I located Schuyler’s home address in the directory, picked up Paul Brader at the Twentieth, and we drove downtown toward Schuyler’s apartment house.
In his office, Schuyler had been as cool as they come. Standing in the doorway of his apartment, with his wife and daughters just behind him, he was something else again. We had counted on surprise and the presence of his family to unnerve him, and we weren’t disappointed. He had divided his life into two parts, and we had suddenly brought the parts together. He stared first at Paul and then at me, moistening his lips.
I had the engagement ring in the palm of my hand, and now I opened my fingers slowly and let him see it.
“What is it, dear?” his wife asked, and one of the girls moved a little closer, her eyes questioning me.
“I... I can’t talk here,” Schuyler said, in what he probably thought was a whisper. “My God, I—”
“Get your coat,” I said.
He nodded rapidly. “Yes, yes — of course.”
We rode down in the self-service elevator, phoned in a release for Vince Donnelly, and crossed the street to the RMP car. Paul got behind the wheel and I got into the back seat with Schuyler. Paul eased the car out into the heavy Lexington Avenue traffic.
“We have the ring, Mr. Schuyler,” I said. “We got a positive identification of it. You returned it after Lucille Taylor had been murdered. We’ll have no trouble taking it from there. Not a bit. We’ll put a dozen men on it. We’ll work around the clock. We’ll get a little here, and a little there — and pretty soon we’ll have you in a box. The smartest thing you can do — the only thing you can do — is make it a little easier on yourself.” I paused. “And make it a little easier on your family.”
“My girls!” Schuyler said. “My God, my girls!”
“Tell us about the other girl,” I said softly. “Tell us about Lucille.”

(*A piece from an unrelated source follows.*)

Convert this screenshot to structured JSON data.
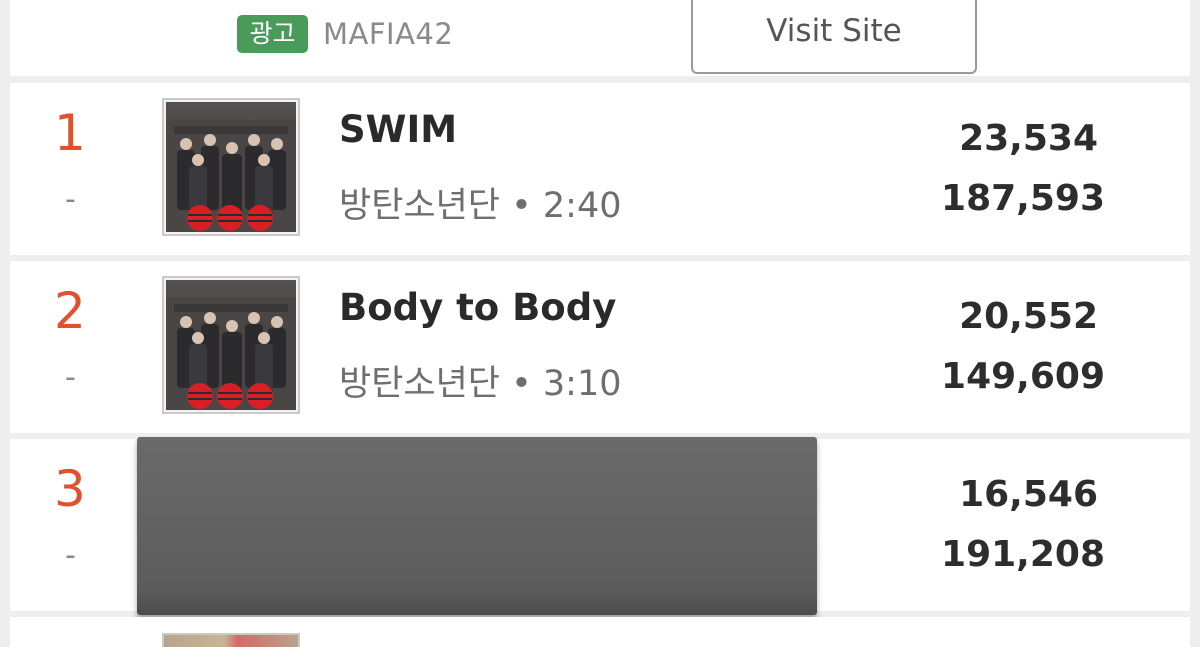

It was a long moment before he could keep his voice steady. “She threatened me,” he said at last. “She said she was going to my wife and daughters and tell them about — about us. I knew I could have patched it up with my wife, but... my daughters... God, I—”
“You admitted to Lucille that you’d never intended to divorce your wife and marry her?”

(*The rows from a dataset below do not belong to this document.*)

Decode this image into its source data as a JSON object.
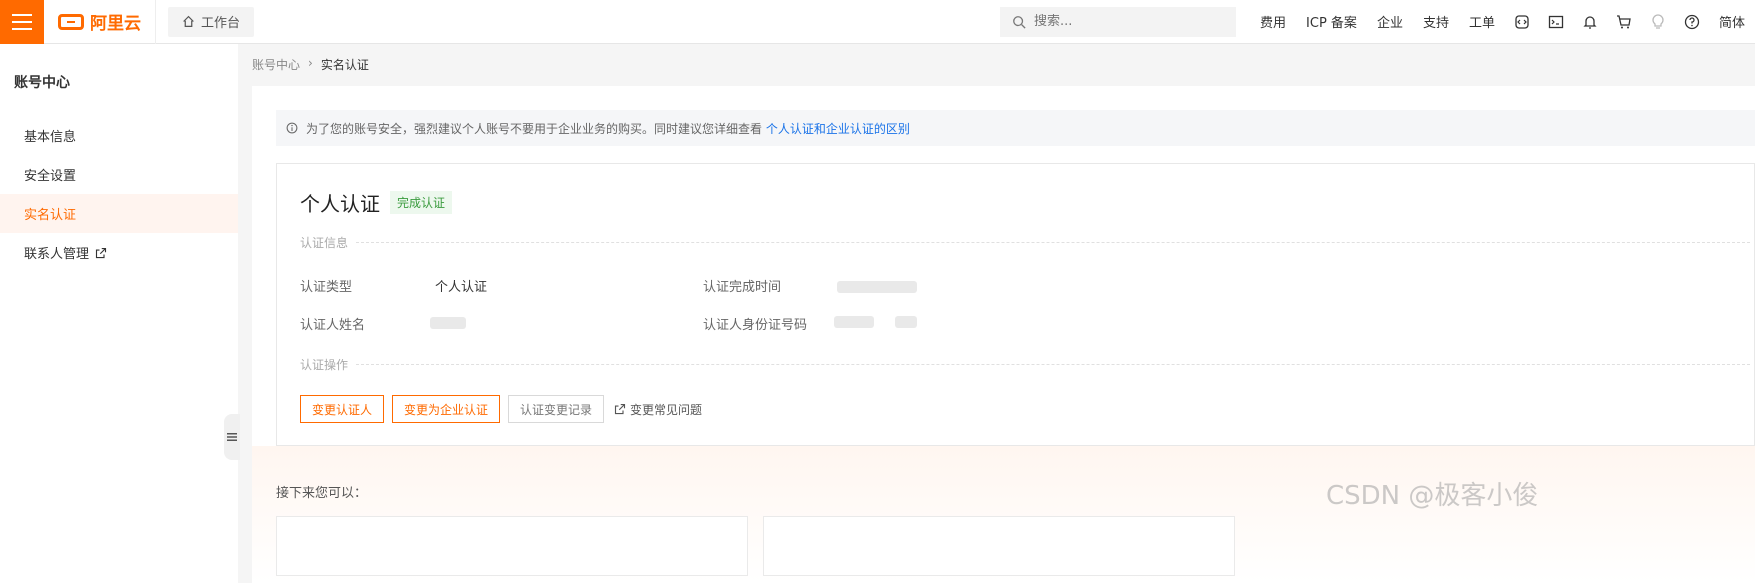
{
  "topbar": {
    "logo_text": "阿里云",
    "workbench_label": "工作台",
    "search_placeholder": "搜索...",
    "links": [
      "费用",
      "ICP 备案",
      "企业",
      "支持",
      "工单"
    ],
    "icons": [
      "code-icon",
      "terminal-icon",
      "bell-icon",
      "cart-icon",
      "bulb-icon",
      "help-icon"
    ],
    "lang_label": "简体"
  },
  "sidebar": {
    "title": "账号中心",
    "items": [
      {
        "label": "基本信息"
      },
      {
        "label": "安全设置"
      },
      {
        "label": "实名认证"
      },
      {
        "label": "联系人管理"
      }
    ]
  },
  "breadcrumb": {
    "parent": "账号中心",
    "separator": "›",
    "current": "实名认证"
  },
  "notice": {
    "text": "为了您的账号安全，强烈建议个人账号不要用于企业业务的购买。同时建议您详细查看",
    "link": "个人认证和企业认证的区别"
  },
  "auth": {
    "title": "个人认证",
    "status": "完成认证",
    "info_section": "认证信息",
    "type_label": "认证类型",
    "type_value": "个人认证",
    "time_label": "认证完成时间",
    "name_label": "认证人姓名",
    "id_label": "认证人身份证号码",
    "ops_section": "认证操作",
    "btn_change_person": "变更认证人",
    "btn_change_enterprise": "变更为企业认证",
    "btn_history": "认证变更记录",
    "faq_link": "变更常见问题"
  },
  "next": {
    "title": "接下来您可以："
  },
  "watermark": "CSDN @极客小俊",
  "colors": {
    "accent": "#ff6a00",
    "link": "#1a73e8",
    "success": "#3a9b3e"
  }
}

He nodded almost imperceptibly. “I had grown a little tired of her. She was pretty, but so — so immature. I told her, and she became enraged. I was surprised. I hadn’t thought she was capable of so much fury. We had walked down Seventy-second Street to the river. We were sitting on one of those benches down there, watching the tugboats. When I told her, she began to curse me. She was almost screaming. I couldn’t see anyone else nearby, but I was afraid someone would hear her. I tried to calm her, but she got almost hysterical. Then she slapped me, and I grabbed her. I... I don’t know just what happened then, but somehow I made her head hit the back of the bench. And then I kept doing it — kept beating her head against the back of the bench.” Suddenly he covered his face with his hands and his body slumped. “And then — and then I carried her to the railing across from the bench and threw her into the water.”

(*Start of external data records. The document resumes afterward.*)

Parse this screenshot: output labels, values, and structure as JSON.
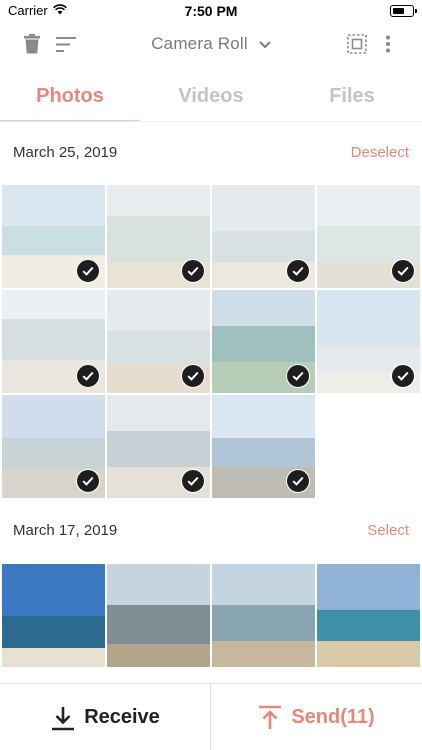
{
  "status": {
    "carrier": "Carrier",
    "time": "7:50 PM"
  },
  "toolbar": {
    "album_title": "Camera Roll",
    "icons": [
      "trash-icon",
      "sort-icon",
      "chevron-down-icon",
      "select-all-icon",
      "more-vertical-icon"
    ]
  },
  "tabs": [
    {
      "label": "Photos",
      "active": true
    },
    {
      "label": "Videos",
      "active": false
    },
    {
      "label": "Files",
      "active": false
    }
  ],
  "sections": [
    {
      "date": "March 25, 2019",
      "action": "Deselect",
      "photo_count": 11,
      "selected_count": 11
    },
    {
      "date": "March 17, 2019",
      "action": "Select",
      "photo_count": 4,
      "selected_count": 0
    }
  ],
  "bottom_bar": {
    "receive_label": "Receive",
    "send_label": "Send(11)"
  },
  "colors": {
    "accent": "#e8877a",
    "inactive_tab": "#c4c4c4",
    "check_badge": "#1e1e1e"
  }
}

I watched the neon streaming by. “But not before you stripped that ring off her finger, Schuyler,” I said. “You sure as hell didn’t forget the ring, did you?”
He didn’t say anything.
As we neared the Harbor Precinct, I could hear a tugboat whistle, somewhere out there on the cold Hudson, a deep, remote blast that was somehow like a mockery.
“God,” Schuyler murmured. “My poor girls, my poor little girls...”
And don’t forget poor little Lucille Taylor, I thought, while you’re feeling sorry for your victims.